In a statement, Tabas said, "Last year we executed record registration drives and very expansive GOTV efforts, but going forward I’m calling our leaders to collaborate on the mission of turning what has been a mail-in ballot deficit into a winning advantage."
Along with Asher and Meuser, other elected officials such as Rep. Lloyd Smucker and state Senate President Pro Tempore Kim Ward are helping fund the project.
Republicans insist that they will use the postmortem to address sensitive topics. Meuser said that the impacts of Trump and the “Stop the Steal” movement on the midterms “have to” be looked at, along with things such as immigration and inflation. Republicans also said their analysis isn’t shying away from examining how the end of Roe v. Wade affected the election. Gov.-elect Josh Shapiro, a Democrat, made a central part of his campaign his Republican opponent Doug Mastriano’s support of an abortion ban with no exceptions for rape, incest or the life of the mother. In exit polls, a plurality of voters in Pennsylvania ranked abortion as their top issue.

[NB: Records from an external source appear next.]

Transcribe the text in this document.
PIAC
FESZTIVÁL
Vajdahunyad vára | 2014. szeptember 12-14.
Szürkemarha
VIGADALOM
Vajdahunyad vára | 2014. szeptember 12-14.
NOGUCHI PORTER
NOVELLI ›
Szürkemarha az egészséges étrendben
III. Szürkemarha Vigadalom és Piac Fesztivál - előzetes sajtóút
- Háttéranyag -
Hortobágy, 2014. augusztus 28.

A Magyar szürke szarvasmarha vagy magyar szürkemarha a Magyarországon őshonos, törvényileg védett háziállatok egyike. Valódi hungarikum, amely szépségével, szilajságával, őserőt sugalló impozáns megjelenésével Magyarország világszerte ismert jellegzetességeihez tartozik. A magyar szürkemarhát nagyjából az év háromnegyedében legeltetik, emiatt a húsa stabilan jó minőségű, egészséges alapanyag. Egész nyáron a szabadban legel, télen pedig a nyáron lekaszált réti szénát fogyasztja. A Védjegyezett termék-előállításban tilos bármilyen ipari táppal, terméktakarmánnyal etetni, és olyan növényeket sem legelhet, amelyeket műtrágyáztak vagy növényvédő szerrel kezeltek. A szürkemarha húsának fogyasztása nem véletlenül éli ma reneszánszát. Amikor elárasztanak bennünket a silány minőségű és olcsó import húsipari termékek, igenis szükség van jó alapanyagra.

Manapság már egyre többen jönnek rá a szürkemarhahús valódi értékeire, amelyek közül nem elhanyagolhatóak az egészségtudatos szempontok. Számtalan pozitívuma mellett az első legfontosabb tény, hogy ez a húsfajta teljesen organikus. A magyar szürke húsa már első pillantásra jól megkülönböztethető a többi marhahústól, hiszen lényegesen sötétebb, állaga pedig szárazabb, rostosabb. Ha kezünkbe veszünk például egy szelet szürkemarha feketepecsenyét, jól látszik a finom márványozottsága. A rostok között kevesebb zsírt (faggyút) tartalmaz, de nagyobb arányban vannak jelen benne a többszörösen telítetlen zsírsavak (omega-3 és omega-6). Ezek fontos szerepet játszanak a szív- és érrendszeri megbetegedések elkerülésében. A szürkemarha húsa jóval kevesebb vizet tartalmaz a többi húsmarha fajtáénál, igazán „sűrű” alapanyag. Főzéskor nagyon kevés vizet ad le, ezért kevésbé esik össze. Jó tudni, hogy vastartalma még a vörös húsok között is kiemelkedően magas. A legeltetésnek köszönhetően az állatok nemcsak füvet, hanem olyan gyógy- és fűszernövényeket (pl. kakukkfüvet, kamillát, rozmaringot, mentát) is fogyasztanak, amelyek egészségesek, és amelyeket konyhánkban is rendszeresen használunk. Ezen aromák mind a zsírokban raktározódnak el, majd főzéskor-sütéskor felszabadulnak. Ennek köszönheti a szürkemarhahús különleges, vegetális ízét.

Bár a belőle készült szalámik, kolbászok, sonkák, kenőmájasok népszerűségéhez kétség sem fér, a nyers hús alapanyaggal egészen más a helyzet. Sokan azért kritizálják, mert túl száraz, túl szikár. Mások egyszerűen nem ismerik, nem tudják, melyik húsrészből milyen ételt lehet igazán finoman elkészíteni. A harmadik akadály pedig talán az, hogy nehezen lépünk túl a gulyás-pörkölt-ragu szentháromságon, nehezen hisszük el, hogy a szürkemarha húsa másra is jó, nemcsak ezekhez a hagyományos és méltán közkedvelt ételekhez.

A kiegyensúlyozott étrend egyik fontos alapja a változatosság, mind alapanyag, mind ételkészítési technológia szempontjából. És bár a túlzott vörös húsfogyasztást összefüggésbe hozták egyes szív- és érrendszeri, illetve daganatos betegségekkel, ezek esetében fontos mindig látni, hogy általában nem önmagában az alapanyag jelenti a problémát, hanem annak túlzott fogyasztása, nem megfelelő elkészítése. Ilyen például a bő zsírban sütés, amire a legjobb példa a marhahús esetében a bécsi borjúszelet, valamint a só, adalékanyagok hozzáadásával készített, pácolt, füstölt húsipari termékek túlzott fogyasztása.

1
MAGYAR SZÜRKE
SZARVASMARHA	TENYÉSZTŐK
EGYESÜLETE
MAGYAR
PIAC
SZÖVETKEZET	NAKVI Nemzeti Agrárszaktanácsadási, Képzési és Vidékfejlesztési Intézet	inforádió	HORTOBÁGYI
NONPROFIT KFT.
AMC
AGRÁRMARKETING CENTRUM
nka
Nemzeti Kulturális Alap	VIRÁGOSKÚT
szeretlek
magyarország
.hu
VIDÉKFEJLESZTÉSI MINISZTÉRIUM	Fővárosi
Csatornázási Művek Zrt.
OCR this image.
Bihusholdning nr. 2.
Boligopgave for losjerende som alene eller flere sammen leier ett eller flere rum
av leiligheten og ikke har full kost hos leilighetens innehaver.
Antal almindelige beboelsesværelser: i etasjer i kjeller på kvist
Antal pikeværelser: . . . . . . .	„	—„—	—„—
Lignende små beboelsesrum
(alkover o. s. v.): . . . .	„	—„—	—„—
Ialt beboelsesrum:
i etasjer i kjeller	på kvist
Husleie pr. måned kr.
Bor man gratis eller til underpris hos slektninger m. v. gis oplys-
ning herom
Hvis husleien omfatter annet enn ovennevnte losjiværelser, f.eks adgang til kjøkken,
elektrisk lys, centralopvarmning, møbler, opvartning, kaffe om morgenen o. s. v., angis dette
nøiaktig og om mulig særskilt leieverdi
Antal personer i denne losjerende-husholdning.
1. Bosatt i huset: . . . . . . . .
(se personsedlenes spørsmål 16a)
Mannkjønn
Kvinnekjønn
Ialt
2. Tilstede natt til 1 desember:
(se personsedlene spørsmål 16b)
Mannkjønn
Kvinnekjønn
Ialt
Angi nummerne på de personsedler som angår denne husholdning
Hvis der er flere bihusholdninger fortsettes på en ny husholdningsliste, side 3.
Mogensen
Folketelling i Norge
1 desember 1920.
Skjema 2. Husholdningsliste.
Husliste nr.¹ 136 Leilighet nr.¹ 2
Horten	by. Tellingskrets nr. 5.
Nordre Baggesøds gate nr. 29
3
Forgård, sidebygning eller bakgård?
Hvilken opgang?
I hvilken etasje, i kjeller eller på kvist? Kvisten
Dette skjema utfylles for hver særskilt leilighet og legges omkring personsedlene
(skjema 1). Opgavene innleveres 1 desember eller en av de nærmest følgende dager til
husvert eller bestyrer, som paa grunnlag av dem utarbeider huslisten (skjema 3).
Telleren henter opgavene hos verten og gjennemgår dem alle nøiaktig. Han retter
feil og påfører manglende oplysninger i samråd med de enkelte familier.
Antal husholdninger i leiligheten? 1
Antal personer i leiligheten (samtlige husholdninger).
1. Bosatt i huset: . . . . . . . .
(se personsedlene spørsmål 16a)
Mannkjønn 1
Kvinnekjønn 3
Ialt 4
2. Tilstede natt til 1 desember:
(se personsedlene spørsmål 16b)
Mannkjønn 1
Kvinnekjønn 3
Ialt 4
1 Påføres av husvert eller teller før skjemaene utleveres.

“Clearly that issue played more of a role than most political pundits, particularly Republicans — no, let’s just rephrase that, Republican pundits — gave it weight,” said Meuser. The question, he added, is, “What’s the way you can say it without being offensive? … To me, there’s definitely a reasonable way of maintaining my pro-life position without being offensive to others.”
Other initiatives that Pennsylvania Republicans are embarking on in the wake of the 2022 midterms include establishing a vote-by-mail strategy.
After last year’s races, many Republicans in the state and nation came to the determination that their recent war against mail voting cost them. The state GOP is launching a mail-in ballot task force to look at the problem. According to an internal email, Rep. G.T. Thompson, State Treasurer Stacy Garrity, State Auditor General Timothy DeFoor and state House Republican Leader Bryan Cutler are among those who have joined the task force.
“Most folks now on the Republican side recognize that if one party is voting for 50 days and the other party is voting for 13 hours, the party voting for 50 days is going to have a higher turnout,” said Andy Reilly, a Republican National Committee member in Pennsylvania who has also been tapped to sit on the task force. “We have to embrace it and convince the Republican voters that there's integrity with the mail-in voting process, i.e. that their vote will count.”
That’s perhaps the lesson from 2022 that, at this point, the largest number of Pennsylvania Republicans can agree on.
“What I can tell you definitively is that mail-in ballots and voting by mail is a top priority for us,” said Tabas.